Richards The coach provides three reports. Two of those point out an inconsistency in the
layout of TaskControlBlock objects. Figure 9 shows one of them. The state property
is initialized in two different locations, which causes layout inference to fail and prevents
optimizations when retrieving the property. Combining these two assignments into one, as
figure 10 shows, solves the issue and leads to a speedup of 1.03ˆ on SpiderMonkey. The
third report points to an operation that is polymorphic by design; it is not actionable.

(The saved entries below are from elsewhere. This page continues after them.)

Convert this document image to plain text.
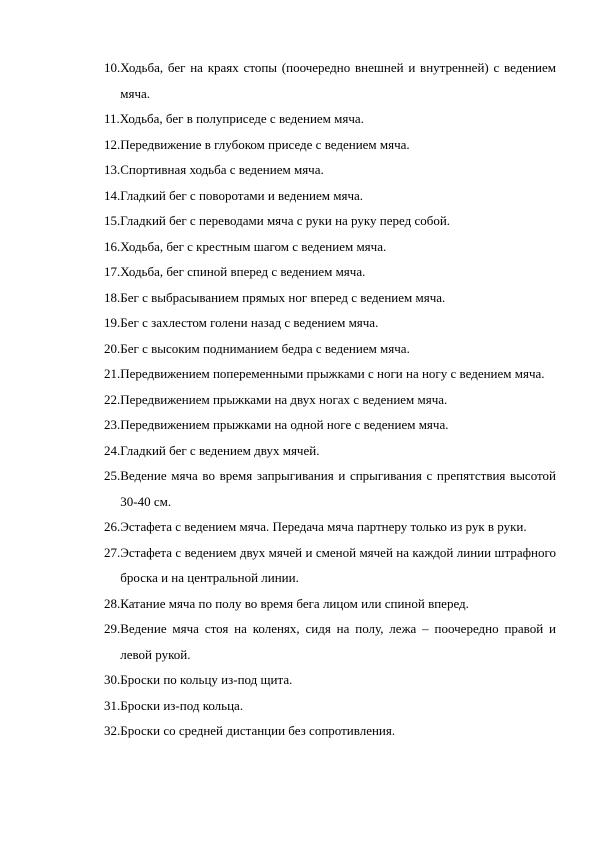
10. Ходьба, бег на краях стопы (поочередно внешней и внутренней) с ведением мяча.
11. Ходьба, бег в полуприседе с ведением мяча.
12. Передвижение в глубоком приседе с ведением мяча.
13. Спортивная ходьба с ведением мяча.
14. Гладкий бег с поворотами и ведением мяча.
15. Гладкий бег с переводами мяча с руки на руку перед собой.
16. Ходьба, бег с крестным шагом с ведением мяча.
17. Ходьба, бег спиной вперед с ведением мяча.
18. Бег с выбрасыванием прямых ног вперед с ведением мяча.
19. Бег с захлестом голени назад с ведением мяча.
20. Бег с высоким подниманием бедра с ведением мяча.
21. Передвижением попеременными прыжками с ноги на ногу с ведением мяча.
22. Передвижением прыжками на двух ногах с ведением мяча.
23. Передвижением прыжками на одной ноге с ведением мяча.
24. Гладкий бег с ведением двух мячей.
25. Ведение мяча во время запрыгивания и спрыгивания с препятствия высотой 30-40 см.
26. Эстафета с ведением мяча. Передача мяча партнеру только из рук в руки.
27. Эстафета с ведением двух мячей и сменой мячей на каждой линии штрафного броска и на центральной линии.
28. Катание мяча по полу во время бега лицом или спиной вперед.
29. Ведение мяча стоя на коленях, сидя на полу, лежа – поочередно правой и левой рукой.
30. Броски по кольцу из-под щита.
31. Броски из-под кольца.
32. Броски со средней дистанции без сопротивления.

DeltaBlue Two of the five reports have a modest positive impact. The first involves
replacing a singleton object’s properties with global variables to avoid dispatch; it is shown
in figure 11. The second recommends duplicating a superclass’s method in its subclasses,
making them monomorphic in the process.
    These changes may hinder modularity and maintainability in some cases. They clearly
illustrate the tradeoffs between performance and software engineering concerns, which
coaching tends to bring up. Which of those is more important depends on context, and the
decision of whether to follow a recommendation must remain in the programmer’s hands.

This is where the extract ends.